Mutational signatures and tumour mutation burden (TMB)
A set of 30 mutational signatures, which represent distinct characteristics of human cancer types based on base substitutions at the site of mutation, was obtained [16]. To calculate mutational signatures from each sample, deconstructSigs (R package) was used, and the weighted combination of predefined signatures was identified to comprehend the mutational profiles [38].

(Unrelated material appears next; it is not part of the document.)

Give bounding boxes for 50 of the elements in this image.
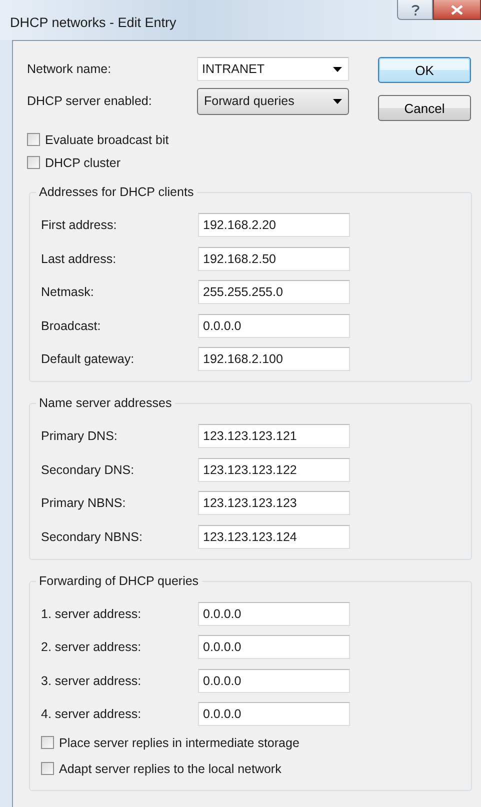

TMB, defined as the number of somatic variants per megabase (Mb), was calculated by dividing the total number of mutations from WES by the size of the target coding region.
Gene-set enrichment analyses (GSEA)
Gene-set enrichment analyses (GSEA), based on gene expression data for each sample, were performed using R package, GSVA [39] on 17,810 annotated gene sets from the Molecular Signatures Database (MSigDB v6.2, http://software.broadinstitute.org/gsea/msigdb/index.jsp).
Statistical analyses
All statistical tests were performed using R software v.3.4.2 (https://www.r-project.org/). The associations between risk-group and genomic information, including the frequency of mutation, TMB, mutational signature, gene expression, and gene-set expression, were examined using the T-test or Fisher’s exact test. Multiple test correction with false discovery rate (FDR) was applied to the expression data analyses. P-value < 0.05 was considered as significant.